Multi-modal Net and Map Generation
A U-Net based net routing map predictor fusing source/target point encodings and spatial patch features yields an IoU of 67% and F1-score of 81%, supporting early-stage congestion and routability prediction as well as look-ahead routing flows.
Design-Level Parameter Optimization
Tree-structured Parzen estimator (MOTPE) based design space exploration optimizes up to 11 placement parameters, improving key metrics (HPWL, WNS, TNS) with 8/10 designs showing HPWL improvement and universal timing closure benefits. Upscaling to >250k-cell designs enables HPWL reduction exceeding 50% in large-scale cases when optimized for a single objective (due to plascer runtime constraints).
(Figure 1, repeated)
Figure 1: Data transformation and flow, supporting AI-guided, closed-loop EDA optimization.
Implications and Future Directions
AiEDA, through a systematic design-to-vector abstraction and robust data+model infrastructure, removes major engineering and reproducibility barriers in AI-EDA. The hierarchical, information-rich Foundation Data, combined with a unified workspace and APIs, enables:
- Rapid prototyping and benchmarking of new AI models for diverse EDA tasks,
- Reproducible, fair comparison across toolchains and ML approaches,
- Efficient cross-domain data fusion (timing/physical/layout),
- Direct model deployment into EDA tools for online or offline optimization,
- Scalable processing across device nodes, abstraction levels, and design complexity.

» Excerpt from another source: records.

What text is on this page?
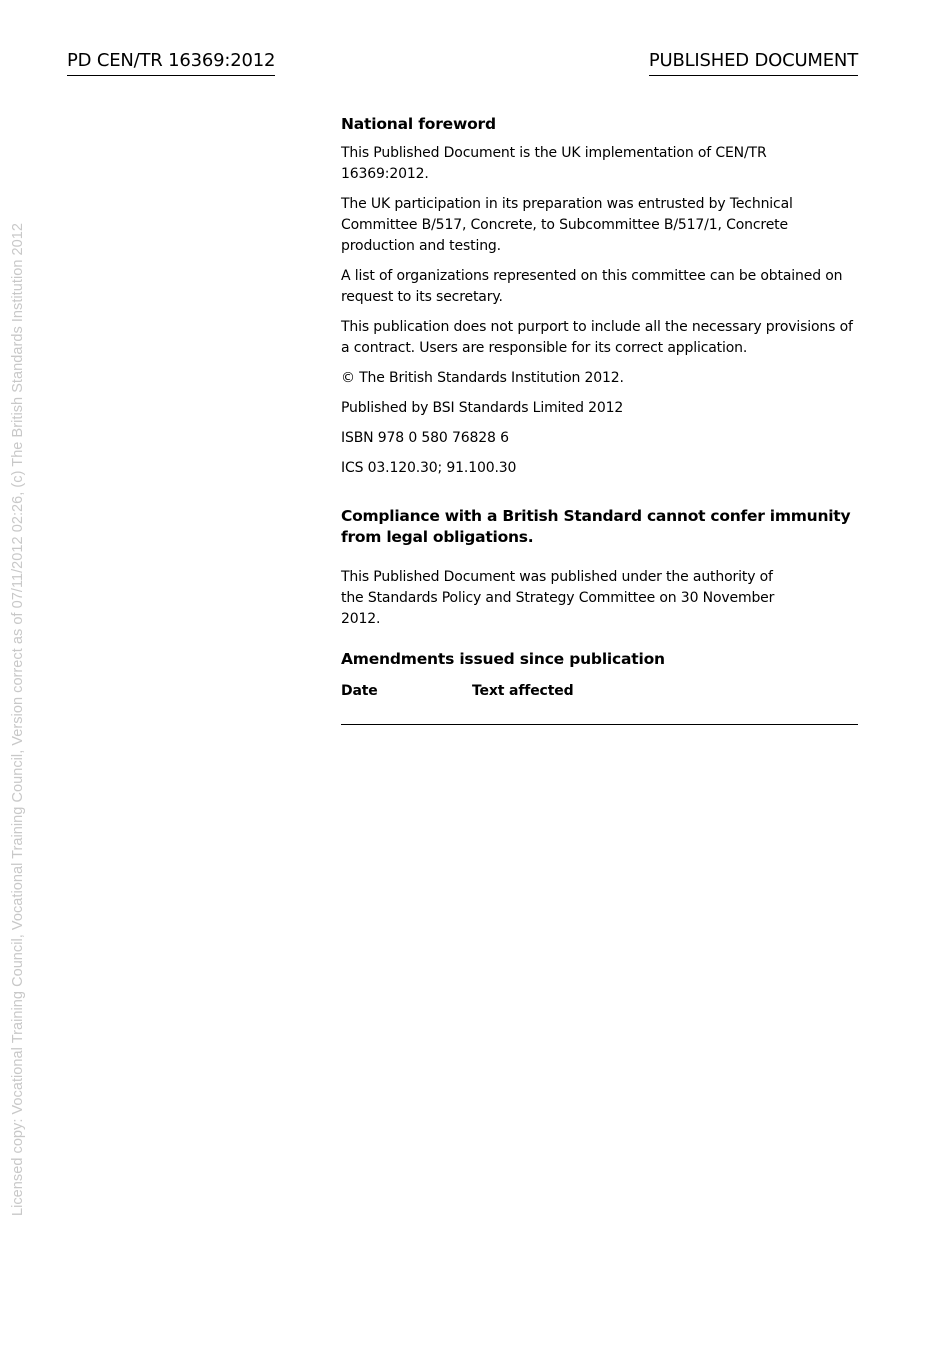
PD CEN/TR 16369:2012	PUBLISHED DOCUMENT
Licensed copy: Vocational Training Council, Vocational Training Council, Version correct as of 07/11/2012 02:26, (c) The British Standards Institution 2012
National foreword

This Published Document is the UK implementation of CEN/TR 16369:2012.

The UK participation in its preparation was entrusted by Technical Committee B/517, Concrete, to Subcommittee B/517/1, Concrete production and testing.

A list of organizations represented on this committee can be obtained on request to its secretary.

This publication does not purport to include all the necessary provisions of a contract. Users are responsible for its correct application.

© The British Standards Institution 2012.

Published by BSI Standards Limited 2012

ISBN 978 0 580 76828 6

ICS 03.120.30; 91.100.30

Compliance with a British Standard cannot confer immunity from legal obligations.

This Published Document was published under the authority of the Standards Policy and Strategy Committee on 30 November 2012.

Amendments issued since publication
Date	Text affected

Key numerical results demonstrate minimal fidelity loss in vectorization, high prediction accuracy (R2 > 0.93 for GNN+Transformer approaches), and substantial improvement in placement/routing metrics via learned models and parameter optimization.
Practically, AiEDA and iDATA provide an immediate foundation for community-driven benchmarking, rapid experimentation, and facilitate integration of advanced foundation models and generative AI paradigms into EDA scientific research. The modular design is extensible to additional engines, data types (e.g., analog/RF), and to emergent AI model classes.
Conclusion
AiEDA and the iDATA dataset constitute a critical step forward in bridging advanced AI techniques with real-world EDA workflows, providing an integrated, open-source backbone for research and deployment spanning raw physical design data to in-tool model inference. The design-to-vector pipeline and supporting infrastructure set a new standard for AI/EDA interoperability and scalability, fundamentally lowering the barrier to innovation and reproducible research in AAD. Ongoing and future work includes deeper coupling with placement/routing flows, expansion of the vectorization stack, acceleration of dataset creation pipelines, and broadening of downstream task coverage. The open-source release of AiEDA fosters community extension and paves the way toward a standardized, scalable AI-EDA ecosystem.